Holding my boundaries, it’s the least I can do for myself. And just like that, I’m proud of myself too. Rather than viewing this need to protect my peace as a chore, I suddenly see it as an opportunity to grow and become a better version of myself.

“Adrian, I’m proud of you for everything you’ve done. And I mean everything.” I stare hard, refusing to break eye contact. We both know what I’m talking about. He still hasn’t accepted that he was the victim. He still hasn’t forgiven himself for that night. But maybe someday he will. Maybe someday he’ll see that it was a way to protect himself and that he’s made it out on the other side a better person for it. No matter what society or a jury says. “Neither of us needs to carry the weight of the burdens placed upon us. They may have determined our past, but they won’t dictate our future.”

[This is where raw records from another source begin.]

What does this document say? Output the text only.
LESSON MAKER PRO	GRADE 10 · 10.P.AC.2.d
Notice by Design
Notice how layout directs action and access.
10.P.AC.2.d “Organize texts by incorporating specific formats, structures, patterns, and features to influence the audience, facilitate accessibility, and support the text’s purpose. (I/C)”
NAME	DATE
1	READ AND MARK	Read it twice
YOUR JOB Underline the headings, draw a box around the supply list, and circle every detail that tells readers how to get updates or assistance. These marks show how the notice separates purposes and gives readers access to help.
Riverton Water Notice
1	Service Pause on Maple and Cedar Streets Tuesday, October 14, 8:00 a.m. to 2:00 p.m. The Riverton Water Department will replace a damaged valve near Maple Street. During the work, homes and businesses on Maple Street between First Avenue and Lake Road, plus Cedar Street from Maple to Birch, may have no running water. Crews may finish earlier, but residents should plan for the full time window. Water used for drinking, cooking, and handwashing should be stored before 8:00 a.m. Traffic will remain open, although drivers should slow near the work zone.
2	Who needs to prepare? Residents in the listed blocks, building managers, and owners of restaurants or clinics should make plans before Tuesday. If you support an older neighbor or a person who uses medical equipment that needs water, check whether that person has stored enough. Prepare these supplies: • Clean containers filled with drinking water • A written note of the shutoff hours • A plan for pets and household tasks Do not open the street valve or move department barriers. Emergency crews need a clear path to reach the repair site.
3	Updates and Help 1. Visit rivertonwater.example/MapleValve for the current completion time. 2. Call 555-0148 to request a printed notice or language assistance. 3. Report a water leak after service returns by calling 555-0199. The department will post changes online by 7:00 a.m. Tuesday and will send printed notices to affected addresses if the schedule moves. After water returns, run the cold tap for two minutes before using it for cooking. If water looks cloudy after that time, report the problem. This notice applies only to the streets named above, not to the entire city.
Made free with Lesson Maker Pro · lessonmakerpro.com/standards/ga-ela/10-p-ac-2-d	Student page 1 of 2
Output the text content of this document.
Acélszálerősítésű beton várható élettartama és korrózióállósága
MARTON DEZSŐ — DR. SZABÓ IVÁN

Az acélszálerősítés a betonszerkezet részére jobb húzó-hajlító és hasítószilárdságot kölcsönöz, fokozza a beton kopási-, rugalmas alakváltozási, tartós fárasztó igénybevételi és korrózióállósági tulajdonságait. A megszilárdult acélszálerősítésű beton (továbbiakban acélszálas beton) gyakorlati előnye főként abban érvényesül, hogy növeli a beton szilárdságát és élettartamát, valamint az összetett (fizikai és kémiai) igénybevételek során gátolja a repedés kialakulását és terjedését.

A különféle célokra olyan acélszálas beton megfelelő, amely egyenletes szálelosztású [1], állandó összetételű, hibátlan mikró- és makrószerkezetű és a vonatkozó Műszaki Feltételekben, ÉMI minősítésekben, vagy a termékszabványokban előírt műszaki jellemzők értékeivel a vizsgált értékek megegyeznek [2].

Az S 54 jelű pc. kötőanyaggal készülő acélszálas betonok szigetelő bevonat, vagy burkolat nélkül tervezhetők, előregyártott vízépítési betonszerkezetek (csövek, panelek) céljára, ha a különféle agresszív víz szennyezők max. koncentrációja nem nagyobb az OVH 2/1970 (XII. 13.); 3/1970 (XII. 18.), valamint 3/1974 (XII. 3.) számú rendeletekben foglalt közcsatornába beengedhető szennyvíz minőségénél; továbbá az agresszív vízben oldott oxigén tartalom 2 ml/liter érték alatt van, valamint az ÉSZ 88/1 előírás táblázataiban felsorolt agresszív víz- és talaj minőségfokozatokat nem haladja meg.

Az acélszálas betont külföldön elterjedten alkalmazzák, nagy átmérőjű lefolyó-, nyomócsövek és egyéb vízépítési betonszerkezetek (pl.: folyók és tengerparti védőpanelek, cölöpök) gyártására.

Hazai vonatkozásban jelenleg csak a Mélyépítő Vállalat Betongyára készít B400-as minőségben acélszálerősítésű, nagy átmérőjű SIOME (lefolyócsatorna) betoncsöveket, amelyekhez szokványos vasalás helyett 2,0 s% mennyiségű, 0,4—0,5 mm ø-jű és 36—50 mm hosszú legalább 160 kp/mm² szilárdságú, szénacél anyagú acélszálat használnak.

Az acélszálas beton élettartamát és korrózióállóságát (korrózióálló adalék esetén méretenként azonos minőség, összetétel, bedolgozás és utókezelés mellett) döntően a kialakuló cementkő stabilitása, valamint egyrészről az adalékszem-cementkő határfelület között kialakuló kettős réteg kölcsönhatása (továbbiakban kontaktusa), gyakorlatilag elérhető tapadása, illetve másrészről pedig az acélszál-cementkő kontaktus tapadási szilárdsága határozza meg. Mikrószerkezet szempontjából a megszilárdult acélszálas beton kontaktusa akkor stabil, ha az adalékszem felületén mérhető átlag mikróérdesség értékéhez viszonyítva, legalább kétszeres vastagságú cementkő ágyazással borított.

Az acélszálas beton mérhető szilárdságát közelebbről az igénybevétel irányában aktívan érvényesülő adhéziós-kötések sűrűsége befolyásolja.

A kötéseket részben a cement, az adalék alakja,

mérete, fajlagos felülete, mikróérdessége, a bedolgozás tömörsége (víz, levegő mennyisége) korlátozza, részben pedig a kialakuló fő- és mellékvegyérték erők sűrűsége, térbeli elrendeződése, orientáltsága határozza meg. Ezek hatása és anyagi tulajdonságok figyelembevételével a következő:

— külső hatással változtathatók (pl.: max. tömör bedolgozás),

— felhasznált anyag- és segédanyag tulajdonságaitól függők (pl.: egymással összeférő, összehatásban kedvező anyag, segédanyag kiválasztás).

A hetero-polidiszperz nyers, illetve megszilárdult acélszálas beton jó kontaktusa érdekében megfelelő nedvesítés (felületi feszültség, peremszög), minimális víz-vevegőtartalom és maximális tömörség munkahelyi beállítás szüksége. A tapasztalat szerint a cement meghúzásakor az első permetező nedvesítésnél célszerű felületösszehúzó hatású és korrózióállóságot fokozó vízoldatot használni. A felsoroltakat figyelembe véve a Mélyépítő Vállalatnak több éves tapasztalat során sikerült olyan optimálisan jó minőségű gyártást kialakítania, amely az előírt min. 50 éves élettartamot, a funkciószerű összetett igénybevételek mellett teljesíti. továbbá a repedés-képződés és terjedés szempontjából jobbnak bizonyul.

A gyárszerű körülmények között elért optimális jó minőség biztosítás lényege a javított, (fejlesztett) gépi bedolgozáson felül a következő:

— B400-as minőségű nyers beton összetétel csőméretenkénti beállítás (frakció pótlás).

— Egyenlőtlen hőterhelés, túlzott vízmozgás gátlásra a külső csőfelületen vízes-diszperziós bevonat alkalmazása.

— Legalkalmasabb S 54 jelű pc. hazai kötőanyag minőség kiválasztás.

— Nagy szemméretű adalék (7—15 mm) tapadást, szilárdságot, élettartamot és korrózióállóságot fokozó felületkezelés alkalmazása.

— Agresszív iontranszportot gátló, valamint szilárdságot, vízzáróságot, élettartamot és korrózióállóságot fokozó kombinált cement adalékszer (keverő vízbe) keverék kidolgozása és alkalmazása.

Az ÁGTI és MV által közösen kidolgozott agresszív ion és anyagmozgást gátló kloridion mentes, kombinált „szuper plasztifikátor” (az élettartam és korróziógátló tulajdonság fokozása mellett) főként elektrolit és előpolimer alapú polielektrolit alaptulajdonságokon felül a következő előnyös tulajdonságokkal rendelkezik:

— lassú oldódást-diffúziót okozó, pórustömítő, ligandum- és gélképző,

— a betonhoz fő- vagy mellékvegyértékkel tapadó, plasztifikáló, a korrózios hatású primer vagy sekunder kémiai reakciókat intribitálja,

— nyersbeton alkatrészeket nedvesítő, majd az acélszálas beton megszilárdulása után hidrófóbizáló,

For the first time, I see something in my brother’s eyes. Maybe it’s hope or the realization that I’m right. It doesn’t flicker and disappear, it stays there. Could this be his turning point? I hope so. He deserves happiness more than any of us. I think I’d do just about anything to give that to him.

He doesn’t respond, but doesn’t fight against my words like he usually might. Adrian finishes his water, squeezes my shoulder, then goes back to his room.

Maybe this is when things change for him. I don’t want to latch onto the hope, but I’d be lying if somewhere deep inside of me the seed’s been planted.